Indigenous Peoples

I live on the lands of the Kitchawan and Wappinger peoples, at the northern edge of the great Lenape Nation, which stretches out to my south. To my north are the lands of the Haudenosaunee Confederacy. The peoples on whose lands I live are still here, and their culture is very much alive, and it is important that I honor their presence as well as their history. -Michael Tino (CLF)

How do you honor the Indigenous peoples of the place you live, who might very well be your ancestors?

Finding A Better Life

My grandmother, Bapcia if you will, came from Poland at the beginning of the 20th century along with many others escaping political strife and hunger.  Dad always said his mother was 13 when she left everyone and everything she had ever known to set out for a new better world in Chicopee MA.  She had $2 and was met by a cousin she had never met.  She lied to immigration and said she was 16 so she would be allowed into the country. This made legal trouble for her many years later when she was the married mother of seven children.  She got a job, met a nice man from near her home in Poland , they married, started a business and lived a fine life. -Judy DiCristofaro, CLF

How did your ancestors seek a better life for their families?

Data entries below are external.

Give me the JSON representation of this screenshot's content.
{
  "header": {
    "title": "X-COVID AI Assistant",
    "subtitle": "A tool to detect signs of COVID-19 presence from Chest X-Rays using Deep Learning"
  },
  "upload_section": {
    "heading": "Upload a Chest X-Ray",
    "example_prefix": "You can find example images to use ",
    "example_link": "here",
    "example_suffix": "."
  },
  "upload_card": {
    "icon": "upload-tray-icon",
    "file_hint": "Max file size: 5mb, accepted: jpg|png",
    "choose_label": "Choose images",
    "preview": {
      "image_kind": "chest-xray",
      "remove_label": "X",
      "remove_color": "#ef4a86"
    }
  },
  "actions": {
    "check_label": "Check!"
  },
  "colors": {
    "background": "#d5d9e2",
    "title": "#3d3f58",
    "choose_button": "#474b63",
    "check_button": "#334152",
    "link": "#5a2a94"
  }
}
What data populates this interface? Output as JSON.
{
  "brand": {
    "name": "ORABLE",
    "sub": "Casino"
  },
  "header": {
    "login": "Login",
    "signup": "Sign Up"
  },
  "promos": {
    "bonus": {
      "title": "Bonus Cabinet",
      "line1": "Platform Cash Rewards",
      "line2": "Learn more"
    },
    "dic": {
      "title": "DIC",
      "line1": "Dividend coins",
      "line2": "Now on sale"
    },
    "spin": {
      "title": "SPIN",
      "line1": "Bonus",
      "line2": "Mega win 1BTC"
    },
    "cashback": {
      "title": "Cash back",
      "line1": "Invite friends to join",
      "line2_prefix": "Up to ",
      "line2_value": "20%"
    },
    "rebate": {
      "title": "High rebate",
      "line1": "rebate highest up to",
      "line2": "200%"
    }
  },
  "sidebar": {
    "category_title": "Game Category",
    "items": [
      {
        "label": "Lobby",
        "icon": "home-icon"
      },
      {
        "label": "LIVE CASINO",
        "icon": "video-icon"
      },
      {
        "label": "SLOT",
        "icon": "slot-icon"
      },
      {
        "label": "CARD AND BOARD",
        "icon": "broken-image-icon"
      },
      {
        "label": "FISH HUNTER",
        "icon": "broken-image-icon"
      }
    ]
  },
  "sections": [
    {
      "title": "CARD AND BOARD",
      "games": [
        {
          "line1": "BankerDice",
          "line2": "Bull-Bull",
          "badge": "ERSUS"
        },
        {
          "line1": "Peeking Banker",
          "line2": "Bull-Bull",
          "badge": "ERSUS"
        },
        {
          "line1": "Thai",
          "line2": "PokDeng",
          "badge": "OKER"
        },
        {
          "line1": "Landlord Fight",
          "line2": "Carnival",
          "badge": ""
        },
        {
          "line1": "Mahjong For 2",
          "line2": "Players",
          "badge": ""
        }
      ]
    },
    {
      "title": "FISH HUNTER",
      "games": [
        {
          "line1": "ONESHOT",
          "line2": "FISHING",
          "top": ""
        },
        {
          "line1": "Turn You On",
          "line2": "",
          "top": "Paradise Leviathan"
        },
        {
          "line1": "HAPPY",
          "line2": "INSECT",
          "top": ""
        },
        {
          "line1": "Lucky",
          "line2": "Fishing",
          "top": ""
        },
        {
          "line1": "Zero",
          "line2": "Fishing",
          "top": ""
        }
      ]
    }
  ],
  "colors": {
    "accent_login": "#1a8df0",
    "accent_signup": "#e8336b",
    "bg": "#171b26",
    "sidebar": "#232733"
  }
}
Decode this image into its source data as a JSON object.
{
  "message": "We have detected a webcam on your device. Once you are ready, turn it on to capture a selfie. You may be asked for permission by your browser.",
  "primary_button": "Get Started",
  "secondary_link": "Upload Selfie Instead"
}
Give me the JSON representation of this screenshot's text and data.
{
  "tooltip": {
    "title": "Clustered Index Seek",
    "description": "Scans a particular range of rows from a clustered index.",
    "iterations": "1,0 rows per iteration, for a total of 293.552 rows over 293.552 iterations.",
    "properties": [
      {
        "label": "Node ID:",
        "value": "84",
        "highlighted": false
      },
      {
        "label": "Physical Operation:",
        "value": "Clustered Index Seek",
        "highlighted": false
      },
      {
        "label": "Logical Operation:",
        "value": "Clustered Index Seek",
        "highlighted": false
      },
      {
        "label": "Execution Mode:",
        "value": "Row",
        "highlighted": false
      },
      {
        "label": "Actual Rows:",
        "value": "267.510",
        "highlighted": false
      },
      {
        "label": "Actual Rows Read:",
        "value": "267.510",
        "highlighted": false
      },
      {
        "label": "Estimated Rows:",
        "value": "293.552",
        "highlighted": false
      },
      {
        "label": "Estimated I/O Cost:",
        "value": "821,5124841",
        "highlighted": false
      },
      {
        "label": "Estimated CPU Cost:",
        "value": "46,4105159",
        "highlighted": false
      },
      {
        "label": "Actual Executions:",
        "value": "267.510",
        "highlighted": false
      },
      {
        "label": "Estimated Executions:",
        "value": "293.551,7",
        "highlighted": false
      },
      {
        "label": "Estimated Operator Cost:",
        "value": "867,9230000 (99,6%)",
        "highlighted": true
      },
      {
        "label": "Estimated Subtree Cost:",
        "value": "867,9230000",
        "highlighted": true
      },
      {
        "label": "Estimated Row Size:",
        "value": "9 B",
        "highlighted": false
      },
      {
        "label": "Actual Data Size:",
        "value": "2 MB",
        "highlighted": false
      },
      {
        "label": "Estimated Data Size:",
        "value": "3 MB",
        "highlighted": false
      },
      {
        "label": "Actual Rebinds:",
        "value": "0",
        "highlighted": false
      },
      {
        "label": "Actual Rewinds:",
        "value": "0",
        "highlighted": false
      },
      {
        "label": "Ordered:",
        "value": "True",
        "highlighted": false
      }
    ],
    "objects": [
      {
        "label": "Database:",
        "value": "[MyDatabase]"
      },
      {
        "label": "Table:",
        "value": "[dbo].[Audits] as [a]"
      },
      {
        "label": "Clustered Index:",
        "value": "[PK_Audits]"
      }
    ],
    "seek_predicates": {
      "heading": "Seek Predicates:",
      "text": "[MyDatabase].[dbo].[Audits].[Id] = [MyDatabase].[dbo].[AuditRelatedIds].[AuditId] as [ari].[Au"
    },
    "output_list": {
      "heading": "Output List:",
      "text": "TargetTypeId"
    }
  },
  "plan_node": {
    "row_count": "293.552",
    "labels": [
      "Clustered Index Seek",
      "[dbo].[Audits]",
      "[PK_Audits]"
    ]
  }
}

Did they flee somewhere, fight back against enslavement or genocide, start over in a new land?

Sacrifice and Trauma

My great-great grandfather, Samuel Hanscom, fought in the Civil War, and was held as a prisoner of war in the south.  I do not have any details about Samuel’s capture, but I do know that over 400,000 people were sent to prisoner of war camps during the Civil War; and almost 13,000 people died in these camps. Sacrifice and trauma are part of my family’s history. -Beth Murray, CLF

How do you carry the sacrifice and trauma of your ancestors? How have you healed those wounds?

Reconciling Harm

For many people, thinking about ancestors is painful because our ancestors did real and lasting harm while they were alive. For some of us, that harm lives on in family systems that must be carefully dismantled. And for some of us, truth-telling about the harm our ancestors did is the beginning of a long pathway of learning to do better.

How do you engage with the harm done by ancestors?